BMC Plant Biol. 2023 Sep 9;23(1):417. doi: 10.1186/s12870-023-04422-5.
BACKGROUND: Soil salinity, soil infertility, and freshwater scarcity are among the major constraints affecting agricultural ecosystems in arid and semi-arid regions of the world. Hence, there is a need to look for salt-tolerant crops and fish that can be successfully cultivated and reared respectively in such harsh environments. The implementation of biosaline integrated aquaculture-agriculture systems (IAAS) utilizing both salt-tolerant crops and fish could improve food and feed production in arid and semi-arid regions. This study, therefore, investigated the influence of salinity on the biometric traits of striped catfish (Pangasianodon hypophthalmus) and barley (Hordeum vulgare) under an IAAS.

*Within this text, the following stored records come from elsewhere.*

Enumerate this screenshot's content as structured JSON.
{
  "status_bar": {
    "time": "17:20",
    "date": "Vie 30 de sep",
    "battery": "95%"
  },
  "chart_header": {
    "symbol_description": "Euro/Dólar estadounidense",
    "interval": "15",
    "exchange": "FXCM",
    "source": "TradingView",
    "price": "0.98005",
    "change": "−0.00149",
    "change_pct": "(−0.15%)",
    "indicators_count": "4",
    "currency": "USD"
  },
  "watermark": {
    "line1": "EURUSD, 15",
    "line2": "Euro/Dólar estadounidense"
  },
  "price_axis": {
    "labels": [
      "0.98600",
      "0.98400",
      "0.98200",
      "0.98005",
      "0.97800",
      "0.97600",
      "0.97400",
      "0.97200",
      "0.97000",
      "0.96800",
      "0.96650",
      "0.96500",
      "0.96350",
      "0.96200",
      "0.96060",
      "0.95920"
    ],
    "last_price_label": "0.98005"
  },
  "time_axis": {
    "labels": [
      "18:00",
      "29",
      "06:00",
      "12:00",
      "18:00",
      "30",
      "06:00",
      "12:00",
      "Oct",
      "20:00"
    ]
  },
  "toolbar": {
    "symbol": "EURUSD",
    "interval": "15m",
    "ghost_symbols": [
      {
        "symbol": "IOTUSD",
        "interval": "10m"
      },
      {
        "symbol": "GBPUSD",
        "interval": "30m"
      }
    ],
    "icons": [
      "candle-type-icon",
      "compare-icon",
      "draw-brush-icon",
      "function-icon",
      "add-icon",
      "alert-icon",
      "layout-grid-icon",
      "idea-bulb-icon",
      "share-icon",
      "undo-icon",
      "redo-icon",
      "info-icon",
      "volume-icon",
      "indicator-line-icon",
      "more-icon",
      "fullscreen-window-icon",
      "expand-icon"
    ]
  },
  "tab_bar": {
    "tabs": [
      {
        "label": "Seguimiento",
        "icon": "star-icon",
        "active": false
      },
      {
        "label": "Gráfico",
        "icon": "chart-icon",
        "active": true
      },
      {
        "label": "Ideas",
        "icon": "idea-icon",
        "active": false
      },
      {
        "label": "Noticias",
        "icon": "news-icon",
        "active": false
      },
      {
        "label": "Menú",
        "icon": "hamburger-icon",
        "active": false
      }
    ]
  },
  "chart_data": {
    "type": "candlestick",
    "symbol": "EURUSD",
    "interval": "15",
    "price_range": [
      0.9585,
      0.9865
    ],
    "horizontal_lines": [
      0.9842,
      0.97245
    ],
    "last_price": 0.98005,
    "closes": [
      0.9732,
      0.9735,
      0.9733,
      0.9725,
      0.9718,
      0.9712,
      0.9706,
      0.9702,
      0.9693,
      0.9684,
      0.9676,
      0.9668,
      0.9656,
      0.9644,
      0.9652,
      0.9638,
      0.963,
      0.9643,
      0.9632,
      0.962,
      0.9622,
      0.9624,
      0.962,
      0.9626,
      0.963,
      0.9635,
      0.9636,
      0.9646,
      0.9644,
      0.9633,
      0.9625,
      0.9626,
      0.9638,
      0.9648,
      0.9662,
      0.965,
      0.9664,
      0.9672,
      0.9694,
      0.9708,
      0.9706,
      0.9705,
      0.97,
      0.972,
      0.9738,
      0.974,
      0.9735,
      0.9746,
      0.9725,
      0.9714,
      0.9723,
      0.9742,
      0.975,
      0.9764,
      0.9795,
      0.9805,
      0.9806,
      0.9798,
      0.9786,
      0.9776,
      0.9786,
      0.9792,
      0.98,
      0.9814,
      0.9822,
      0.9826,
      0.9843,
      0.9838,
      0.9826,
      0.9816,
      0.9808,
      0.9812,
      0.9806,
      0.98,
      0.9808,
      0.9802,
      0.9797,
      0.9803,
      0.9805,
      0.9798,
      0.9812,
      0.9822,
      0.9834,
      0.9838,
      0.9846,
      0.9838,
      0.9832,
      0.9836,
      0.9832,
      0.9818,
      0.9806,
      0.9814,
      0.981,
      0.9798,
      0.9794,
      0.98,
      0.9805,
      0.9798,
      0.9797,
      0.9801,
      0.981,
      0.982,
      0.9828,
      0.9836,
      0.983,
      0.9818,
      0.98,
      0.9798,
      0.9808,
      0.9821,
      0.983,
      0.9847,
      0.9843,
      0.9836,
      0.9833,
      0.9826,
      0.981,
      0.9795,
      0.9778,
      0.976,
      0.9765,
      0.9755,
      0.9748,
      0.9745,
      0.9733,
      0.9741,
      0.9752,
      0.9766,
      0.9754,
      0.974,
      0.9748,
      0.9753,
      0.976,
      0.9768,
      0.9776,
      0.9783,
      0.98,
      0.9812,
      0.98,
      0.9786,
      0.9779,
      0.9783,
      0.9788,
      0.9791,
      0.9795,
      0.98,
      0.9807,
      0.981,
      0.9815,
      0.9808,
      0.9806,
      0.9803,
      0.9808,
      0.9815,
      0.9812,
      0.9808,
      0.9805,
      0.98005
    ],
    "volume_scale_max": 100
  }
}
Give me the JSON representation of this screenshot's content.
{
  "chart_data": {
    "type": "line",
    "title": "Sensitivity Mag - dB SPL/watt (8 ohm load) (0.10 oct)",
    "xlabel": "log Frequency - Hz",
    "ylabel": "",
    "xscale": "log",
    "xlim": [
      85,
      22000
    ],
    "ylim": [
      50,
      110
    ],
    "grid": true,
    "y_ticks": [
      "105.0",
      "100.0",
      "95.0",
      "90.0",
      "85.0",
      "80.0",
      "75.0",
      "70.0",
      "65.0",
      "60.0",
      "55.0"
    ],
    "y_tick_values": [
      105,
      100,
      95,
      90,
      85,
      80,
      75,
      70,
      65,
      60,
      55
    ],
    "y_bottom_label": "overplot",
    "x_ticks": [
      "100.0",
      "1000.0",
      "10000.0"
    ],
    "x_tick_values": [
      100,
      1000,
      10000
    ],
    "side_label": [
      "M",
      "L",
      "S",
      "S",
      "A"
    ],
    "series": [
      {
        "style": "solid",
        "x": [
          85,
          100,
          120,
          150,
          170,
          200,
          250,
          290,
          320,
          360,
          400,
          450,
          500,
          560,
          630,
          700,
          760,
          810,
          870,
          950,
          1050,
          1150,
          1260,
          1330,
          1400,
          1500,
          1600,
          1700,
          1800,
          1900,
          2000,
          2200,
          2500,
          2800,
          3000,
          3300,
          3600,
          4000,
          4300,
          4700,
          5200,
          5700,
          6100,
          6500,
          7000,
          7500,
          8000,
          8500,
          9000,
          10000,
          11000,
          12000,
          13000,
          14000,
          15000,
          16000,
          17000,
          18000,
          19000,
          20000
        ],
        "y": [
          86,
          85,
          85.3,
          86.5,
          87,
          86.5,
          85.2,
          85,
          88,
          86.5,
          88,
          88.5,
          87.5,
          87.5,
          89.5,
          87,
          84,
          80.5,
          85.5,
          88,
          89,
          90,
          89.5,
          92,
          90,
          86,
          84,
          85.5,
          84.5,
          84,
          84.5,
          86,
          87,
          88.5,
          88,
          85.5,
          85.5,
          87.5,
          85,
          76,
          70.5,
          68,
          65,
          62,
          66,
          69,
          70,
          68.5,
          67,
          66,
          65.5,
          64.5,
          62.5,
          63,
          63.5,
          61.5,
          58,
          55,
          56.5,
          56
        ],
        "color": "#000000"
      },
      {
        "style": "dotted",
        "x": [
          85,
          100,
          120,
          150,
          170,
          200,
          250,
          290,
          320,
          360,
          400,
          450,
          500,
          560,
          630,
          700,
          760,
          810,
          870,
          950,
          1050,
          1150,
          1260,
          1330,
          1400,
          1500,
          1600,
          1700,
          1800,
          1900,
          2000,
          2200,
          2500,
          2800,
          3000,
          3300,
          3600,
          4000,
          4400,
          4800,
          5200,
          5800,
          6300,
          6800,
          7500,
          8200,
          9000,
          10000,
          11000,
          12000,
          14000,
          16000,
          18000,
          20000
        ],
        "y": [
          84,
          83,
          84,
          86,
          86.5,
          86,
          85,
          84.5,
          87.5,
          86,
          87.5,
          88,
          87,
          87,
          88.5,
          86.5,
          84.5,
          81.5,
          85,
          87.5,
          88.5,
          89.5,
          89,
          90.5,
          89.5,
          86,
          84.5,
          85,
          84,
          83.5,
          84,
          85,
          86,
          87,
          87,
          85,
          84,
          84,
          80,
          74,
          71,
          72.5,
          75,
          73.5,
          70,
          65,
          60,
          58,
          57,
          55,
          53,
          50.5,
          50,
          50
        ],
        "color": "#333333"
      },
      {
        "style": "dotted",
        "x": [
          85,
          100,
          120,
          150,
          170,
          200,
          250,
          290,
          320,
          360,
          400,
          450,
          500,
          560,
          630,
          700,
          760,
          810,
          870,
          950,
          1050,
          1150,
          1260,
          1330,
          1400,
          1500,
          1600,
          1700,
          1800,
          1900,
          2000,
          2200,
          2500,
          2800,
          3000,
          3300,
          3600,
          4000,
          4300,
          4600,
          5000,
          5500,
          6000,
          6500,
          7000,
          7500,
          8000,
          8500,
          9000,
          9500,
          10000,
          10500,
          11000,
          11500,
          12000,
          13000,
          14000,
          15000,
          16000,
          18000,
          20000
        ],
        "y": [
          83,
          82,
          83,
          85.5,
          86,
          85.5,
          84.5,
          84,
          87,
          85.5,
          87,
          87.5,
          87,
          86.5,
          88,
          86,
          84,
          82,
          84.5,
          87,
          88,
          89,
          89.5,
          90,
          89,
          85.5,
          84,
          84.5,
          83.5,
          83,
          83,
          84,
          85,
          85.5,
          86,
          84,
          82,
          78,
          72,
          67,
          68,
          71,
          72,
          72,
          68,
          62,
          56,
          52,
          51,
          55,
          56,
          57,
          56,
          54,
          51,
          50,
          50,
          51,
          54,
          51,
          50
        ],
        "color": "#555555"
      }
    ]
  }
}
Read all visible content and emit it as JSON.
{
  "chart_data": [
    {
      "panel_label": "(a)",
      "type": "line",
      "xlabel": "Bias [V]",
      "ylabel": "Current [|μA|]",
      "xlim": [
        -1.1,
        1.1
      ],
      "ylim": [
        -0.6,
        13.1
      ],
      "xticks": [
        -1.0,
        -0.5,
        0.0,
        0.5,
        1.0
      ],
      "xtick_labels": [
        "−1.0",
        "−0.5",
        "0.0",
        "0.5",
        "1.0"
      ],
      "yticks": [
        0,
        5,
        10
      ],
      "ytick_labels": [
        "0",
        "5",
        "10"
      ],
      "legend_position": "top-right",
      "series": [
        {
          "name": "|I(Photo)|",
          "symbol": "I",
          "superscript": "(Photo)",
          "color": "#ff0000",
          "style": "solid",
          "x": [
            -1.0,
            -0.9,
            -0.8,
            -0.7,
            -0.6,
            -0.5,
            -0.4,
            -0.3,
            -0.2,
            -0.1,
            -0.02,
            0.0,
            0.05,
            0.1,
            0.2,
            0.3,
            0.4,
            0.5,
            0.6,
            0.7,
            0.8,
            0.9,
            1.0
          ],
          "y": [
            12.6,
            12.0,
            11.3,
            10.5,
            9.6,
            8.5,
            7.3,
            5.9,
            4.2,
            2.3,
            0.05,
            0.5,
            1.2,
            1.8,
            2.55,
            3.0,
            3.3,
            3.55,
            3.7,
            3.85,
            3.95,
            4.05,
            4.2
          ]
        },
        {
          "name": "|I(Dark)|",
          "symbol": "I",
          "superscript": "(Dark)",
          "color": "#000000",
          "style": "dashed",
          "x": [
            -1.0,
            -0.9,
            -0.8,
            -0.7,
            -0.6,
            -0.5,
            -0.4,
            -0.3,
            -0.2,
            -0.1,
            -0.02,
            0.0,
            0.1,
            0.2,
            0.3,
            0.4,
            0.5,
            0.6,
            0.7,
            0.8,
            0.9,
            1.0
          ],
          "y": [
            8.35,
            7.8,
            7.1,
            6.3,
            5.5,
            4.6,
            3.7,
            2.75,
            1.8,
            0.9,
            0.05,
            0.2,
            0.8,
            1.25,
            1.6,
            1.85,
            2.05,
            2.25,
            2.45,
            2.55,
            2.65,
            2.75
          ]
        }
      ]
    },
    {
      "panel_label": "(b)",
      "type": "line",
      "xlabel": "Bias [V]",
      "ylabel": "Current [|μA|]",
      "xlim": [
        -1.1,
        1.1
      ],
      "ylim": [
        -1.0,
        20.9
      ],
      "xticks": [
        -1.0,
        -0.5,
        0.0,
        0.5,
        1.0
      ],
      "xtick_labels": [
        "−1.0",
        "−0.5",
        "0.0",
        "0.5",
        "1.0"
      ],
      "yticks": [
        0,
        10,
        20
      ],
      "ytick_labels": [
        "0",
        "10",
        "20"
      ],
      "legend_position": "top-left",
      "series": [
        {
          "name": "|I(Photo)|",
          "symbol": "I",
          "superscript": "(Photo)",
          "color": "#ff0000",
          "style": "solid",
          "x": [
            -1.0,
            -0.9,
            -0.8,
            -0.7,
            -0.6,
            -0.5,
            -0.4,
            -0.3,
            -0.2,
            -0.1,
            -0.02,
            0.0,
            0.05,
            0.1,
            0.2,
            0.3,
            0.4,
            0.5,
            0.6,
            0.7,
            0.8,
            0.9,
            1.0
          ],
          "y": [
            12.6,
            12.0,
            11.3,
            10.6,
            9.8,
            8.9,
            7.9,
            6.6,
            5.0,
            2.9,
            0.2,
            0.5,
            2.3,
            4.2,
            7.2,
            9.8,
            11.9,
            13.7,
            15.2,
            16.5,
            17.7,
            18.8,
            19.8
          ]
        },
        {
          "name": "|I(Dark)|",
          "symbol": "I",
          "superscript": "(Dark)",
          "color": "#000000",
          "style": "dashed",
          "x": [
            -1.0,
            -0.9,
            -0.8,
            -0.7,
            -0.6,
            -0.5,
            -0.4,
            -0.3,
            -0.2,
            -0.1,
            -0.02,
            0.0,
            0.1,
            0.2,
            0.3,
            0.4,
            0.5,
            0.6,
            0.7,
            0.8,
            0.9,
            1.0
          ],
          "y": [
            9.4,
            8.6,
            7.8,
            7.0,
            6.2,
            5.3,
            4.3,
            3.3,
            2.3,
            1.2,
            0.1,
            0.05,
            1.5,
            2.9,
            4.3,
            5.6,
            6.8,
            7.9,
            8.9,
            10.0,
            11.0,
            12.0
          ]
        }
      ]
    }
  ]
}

METHOD: The experiment followed a randomized completely block design of three salinity treatments with three replicates namely, T0: Control (freshwater mixed with chemical fertilizers), T1: 5,000 ppm, T2: 10,000 ppm, and T3: 15,000 ppm.
RESULTS: Irrigating barley with saline aquaculture wastewater at different salinities (5,000 ppm, 10,000 ppm, and 15,000 ppm) did not significantly affect the agro-morphological parameters (internode number per plant, stalk diameter, leaf number per plant, leaf area index, and leaf chlorophyll content (SPAD)) of the plants at 90 days after sowing. Moreover, the forage yield and forage quality in terms of fiber fraction, nutrient composition, and in vitro digestibility of the forage biomass were not severely affected by high salinity compared to the control (freshwater and inorganic fertilizers). Our results also showed that rearing striped catfish in saline water not exceeding 10,000 ppm did not negatively impact the growth performance (final weight, body weight gain, feed conversion ratio, specific growth rate, condition factor, and survival) and the health status of the fish.
CONCLUSIONS: The integration of striped catfish and barley production in water salinities below 15,000 ppm could be a feasible alternative in safeguarding food and feed security in regions affected by soil salinity, soil infertility, and freshwater scarcity. Moreover, the salinity regime of 5,000 ppm could bring higher economic gains to farmers regarding higher crop yields (fish and forage yield).